The fact that the world is in a climate crisis is unquestionable and the offshore energy industry is working at full pace for a more sustainable environment. We are regularly introduced to many solutions and innovations which fail to take nature into account. That is not the case with DEME’s latest offering.

Courtesy of Navingo

At the Game Changers session at this year’s OEEC, Tomas Sterckx, DEME’s R&D project manager, introduced the visitors to the Coastbusters project which focuses on more ecologically sound solutions that incorporate nature-inspired designs into coastal protection systems.

According to Sterckx, we are in the danger zone and our biggest challenge is biodiversity, and creating biodiversity and restoring ecosystems is going to be an enormous part of the climate crisis solution. Erosion control, soil restoration, replanting, restoring the ecosystems are possible ways of reversing climate change.

“Some would say that’s very naively optimistic, okay, but ecosystems can be a part of the solution, depending on the scale of the problem we are facing,” Sterckx said. “We are in desperate need of solutions that are affordable, efficient, and sustainable and add to biodiversity in ecosystem services and help us to stay within the earth-critical boundaries.”

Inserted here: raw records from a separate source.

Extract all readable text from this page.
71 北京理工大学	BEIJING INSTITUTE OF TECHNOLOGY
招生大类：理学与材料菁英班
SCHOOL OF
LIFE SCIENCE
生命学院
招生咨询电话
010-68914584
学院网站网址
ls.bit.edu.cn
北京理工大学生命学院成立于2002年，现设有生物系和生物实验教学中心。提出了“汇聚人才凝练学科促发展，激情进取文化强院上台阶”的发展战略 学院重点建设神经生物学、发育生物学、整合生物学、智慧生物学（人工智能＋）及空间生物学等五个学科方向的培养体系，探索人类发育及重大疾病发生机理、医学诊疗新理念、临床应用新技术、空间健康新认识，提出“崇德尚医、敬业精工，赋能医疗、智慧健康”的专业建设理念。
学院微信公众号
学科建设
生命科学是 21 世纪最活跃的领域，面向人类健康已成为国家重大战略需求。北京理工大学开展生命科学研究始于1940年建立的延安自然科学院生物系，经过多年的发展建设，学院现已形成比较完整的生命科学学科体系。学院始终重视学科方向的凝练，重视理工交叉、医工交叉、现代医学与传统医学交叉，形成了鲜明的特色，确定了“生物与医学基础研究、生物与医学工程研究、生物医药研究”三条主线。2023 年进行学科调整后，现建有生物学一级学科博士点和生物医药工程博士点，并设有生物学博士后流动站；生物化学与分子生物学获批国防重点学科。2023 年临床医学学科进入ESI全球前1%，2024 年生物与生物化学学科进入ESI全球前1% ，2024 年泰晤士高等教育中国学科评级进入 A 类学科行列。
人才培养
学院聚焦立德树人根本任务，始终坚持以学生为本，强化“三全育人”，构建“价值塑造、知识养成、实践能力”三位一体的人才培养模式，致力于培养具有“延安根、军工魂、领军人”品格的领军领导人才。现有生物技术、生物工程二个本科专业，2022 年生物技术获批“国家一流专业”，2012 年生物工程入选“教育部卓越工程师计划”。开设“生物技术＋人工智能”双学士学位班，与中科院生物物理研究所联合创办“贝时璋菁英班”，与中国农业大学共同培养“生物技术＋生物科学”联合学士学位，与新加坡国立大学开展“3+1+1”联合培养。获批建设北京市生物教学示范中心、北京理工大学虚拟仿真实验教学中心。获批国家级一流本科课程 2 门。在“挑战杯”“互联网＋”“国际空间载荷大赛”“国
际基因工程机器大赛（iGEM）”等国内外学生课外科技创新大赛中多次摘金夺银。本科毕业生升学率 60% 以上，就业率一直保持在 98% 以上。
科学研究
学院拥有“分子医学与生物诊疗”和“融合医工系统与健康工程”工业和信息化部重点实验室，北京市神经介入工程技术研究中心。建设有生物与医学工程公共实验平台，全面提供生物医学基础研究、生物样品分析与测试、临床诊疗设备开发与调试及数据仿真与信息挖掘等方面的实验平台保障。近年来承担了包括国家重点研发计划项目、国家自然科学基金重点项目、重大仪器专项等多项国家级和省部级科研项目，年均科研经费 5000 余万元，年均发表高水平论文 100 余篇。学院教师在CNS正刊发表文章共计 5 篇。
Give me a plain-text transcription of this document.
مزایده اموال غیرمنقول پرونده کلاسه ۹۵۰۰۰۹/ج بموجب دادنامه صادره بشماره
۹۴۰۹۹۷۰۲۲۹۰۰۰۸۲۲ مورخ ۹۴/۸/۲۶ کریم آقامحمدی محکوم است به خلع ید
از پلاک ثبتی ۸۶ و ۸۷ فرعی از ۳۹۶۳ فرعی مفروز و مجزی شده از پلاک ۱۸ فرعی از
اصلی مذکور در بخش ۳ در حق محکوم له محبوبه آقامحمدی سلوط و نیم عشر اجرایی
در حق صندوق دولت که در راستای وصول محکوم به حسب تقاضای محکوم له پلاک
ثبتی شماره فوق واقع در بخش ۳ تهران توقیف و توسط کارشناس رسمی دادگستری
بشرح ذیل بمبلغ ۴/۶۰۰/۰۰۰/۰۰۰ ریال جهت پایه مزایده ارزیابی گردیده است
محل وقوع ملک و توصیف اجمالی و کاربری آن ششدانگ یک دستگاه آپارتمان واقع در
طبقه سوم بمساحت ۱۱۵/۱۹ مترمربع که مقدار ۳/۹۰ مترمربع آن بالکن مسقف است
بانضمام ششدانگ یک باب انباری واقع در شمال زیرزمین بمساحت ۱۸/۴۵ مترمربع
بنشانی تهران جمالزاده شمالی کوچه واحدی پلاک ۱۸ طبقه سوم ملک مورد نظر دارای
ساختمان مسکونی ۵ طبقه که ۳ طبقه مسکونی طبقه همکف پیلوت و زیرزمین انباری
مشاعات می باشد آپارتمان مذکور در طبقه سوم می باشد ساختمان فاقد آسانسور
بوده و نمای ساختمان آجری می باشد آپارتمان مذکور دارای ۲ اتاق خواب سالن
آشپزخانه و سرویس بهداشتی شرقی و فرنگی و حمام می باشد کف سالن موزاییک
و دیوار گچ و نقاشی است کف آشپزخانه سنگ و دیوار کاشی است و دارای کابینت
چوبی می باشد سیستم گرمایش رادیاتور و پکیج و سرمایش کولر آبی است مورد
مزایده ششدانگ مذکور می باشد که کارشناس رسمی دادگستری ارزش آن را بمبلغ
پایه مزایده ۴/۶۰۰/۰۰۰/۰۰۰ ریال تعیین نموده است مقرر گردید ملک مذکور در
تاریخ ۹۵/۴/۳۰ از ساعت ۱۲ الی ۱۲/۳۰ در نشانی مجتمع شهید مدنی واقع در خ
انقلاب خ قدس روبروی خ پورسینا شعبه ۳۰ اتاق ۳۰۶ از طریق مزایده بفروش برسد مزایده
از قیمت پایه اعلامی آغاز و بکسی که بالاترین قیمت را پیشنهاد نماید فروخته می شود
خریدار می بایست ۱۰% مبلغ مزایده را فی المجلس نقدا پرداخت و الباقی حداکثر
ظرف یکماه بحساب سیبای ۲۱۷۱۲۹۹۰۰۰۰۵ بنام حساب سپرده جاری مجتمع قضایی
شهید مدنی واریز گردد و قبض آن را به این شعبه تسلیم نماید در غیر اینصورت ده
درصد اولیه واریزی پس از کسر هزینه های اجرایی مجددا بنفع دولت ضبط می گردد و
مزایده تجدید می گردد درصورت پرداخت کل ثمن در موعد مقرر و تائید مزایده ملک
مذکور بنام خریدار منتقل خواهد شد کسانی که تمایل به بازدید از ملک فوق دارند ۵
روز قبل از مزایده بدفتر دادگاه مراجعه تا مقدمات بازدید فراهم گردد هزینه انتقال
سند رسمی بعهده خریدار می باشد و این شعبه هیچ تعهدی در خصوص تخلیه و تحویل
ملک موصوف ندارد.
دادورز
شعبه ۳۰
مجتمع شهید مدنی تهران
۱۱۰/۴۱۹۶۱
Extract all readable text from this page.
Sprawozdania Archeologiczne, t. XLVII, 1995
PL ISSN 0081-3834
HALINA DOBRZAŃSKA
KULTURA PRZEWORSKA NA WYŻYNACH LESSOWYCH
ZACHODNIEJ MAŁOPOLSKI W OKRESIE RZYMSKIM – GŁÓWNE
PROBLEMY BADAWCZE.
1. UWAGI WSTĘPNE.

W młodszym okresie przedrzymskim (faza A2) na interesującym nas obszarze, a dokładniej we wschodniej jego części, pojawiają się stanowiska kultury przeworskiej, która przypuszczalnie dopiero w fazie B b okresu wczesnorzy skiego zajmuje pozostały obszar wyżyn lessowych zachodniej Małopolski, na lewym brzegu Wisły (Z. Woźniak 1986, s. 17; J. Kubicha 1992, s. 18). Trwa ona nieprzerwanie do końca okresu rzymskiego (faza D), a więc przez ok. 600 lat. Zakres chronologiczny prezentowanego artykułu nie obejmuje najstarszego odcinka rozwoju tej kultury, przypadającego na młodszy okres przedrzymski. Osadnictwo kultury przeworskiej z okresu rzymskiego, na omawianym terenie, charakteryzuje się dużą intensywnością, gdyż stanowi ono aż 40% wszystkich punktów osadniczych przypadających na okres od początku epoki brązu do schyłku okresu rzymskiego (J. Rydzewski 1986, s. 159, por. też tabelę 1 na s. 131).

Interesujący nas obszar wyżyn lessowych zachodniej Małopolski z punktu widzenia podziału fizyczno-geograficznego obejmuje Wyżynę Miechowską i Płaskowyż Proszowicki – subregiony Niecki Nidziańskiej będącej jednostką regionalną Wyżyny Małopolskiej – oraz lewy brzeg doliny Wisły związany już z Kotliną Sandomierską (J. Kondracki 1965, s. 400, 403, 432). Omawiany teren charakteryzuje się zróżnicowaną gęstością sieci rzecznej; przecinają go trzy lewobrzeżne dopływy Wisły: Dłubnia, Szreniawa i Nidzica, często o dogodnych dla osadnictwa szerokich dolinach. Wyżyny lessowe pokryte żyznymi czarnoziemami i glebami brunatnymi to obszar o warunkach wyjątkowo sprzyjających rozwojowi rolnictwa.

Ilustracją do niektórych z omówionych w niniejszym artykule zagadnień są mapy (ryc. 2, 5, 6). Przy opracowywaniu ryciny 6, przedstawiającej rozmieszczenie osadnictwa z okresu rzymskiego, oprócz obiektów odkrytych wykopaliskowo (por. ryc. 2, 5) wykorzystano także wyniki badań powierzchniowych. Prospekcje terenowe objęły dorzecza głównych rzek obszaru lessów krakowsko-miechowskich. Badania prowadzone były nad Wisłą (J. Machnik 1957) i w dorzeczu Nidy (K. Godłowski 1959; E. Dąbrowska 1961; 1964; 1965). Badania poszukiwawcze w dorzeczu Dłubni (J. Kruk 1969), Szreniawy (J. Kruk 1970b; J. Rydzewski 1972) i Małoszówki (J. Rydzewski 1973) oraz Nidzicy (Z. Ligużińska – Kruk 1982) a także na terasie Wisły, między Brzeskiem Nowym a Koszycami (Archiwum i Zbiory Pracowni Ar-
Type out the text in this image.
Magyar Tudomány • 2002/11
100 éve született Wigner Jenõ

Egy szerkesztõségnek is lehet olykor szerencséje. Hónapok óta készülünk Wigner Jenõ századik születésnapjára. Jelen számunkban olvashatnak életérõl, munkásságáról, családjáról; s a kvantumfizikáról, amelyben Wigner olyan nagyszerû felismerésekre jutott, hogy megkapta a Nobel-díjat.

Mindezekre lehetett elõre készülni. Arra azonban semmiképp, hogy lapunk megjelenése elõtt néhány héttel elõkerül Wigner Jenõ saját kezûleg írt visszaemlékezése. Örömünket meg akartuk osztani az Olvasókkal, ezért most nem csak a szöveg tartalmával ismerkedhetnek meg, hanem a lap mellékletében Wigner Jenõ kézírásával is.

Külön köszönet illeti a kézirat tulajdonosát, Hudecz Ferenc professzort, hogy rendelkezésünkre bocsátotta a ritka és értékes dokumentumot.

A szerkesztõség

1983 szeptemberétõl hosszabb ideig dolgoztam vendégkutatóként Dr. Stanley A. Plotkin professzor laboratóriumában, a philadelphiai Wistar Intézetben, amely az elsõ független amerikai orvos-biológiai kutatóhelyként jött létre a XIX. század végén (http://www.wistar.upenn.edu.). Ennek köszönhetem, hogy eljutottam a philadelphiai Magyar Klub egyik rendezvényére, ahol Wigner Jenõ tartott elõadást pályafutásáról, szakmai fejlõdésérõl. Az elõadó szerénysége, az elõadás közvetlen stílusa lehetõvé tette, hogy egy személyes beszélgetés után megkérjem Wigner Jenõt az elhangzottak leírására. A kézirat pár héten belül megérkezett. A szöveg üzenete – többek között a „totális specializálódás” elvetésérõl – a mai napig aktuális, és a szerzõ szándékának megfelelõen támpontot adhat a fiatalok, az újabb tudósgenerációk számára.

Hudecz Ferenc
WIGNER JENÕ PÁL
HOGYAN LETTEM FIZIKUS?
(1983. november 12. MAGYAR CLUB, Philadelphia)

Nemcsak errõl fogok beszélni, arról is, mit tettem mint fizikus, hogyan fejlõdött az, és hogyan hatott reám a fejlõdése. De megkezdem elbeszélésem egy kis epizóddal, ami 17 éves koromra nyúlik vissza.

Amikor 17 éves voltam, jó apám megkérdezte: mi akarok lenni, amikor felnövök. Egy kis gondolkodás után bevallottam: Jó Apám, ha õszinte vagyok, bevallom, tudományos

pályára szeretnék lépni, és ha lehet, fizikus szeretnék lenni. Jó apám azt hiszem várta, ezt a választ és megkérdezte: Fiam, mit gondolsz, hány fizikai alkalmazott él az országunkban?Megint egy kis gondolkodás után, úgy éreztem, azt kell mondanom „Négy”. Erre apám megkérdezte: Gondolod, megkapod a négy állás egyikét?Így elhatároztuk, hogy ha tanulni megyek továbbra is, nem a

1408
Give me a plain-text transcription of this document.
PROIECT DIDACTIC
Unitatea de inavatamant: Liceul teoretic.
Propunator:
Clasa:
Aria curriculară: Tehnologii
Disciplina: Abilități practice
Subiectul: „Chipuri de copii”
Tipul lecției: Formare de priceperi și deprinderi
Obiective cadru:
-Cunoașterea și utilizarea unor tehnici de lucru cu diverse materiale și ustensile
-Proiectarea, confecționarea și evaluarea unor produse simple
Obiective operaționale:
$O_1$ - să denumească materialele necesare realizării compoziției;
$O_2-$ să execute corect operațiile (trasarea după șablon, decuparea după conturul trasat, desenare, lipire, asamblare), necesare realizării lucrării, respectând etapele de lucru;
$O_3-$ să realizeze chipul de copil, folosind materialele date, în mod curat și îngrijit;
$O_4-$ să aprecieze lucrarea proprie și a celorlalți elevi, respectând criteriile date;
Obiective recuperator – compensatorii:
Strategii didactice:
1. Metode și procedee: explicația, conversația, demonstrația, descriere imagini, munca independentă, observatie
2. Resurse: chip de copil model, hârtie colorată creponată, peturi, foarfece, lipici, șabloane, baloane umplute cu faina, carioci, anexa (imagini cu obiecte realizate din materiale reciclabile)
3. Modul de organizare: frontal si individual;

However, Sterckx points out that such projects are currently only a cost and not a business case, but claims that is something that the big shots at the 2021 United Nations Climate Change Conference could and should decide on.

“Biodiversity is not valued, ecosystems are not valued, although they are extremely valuable, so I think in the future, and I hope that, in the climate summit in Scotland, they will take steps forward on that since there are to be found most business cases for ecosystems,” Sterckx concluded.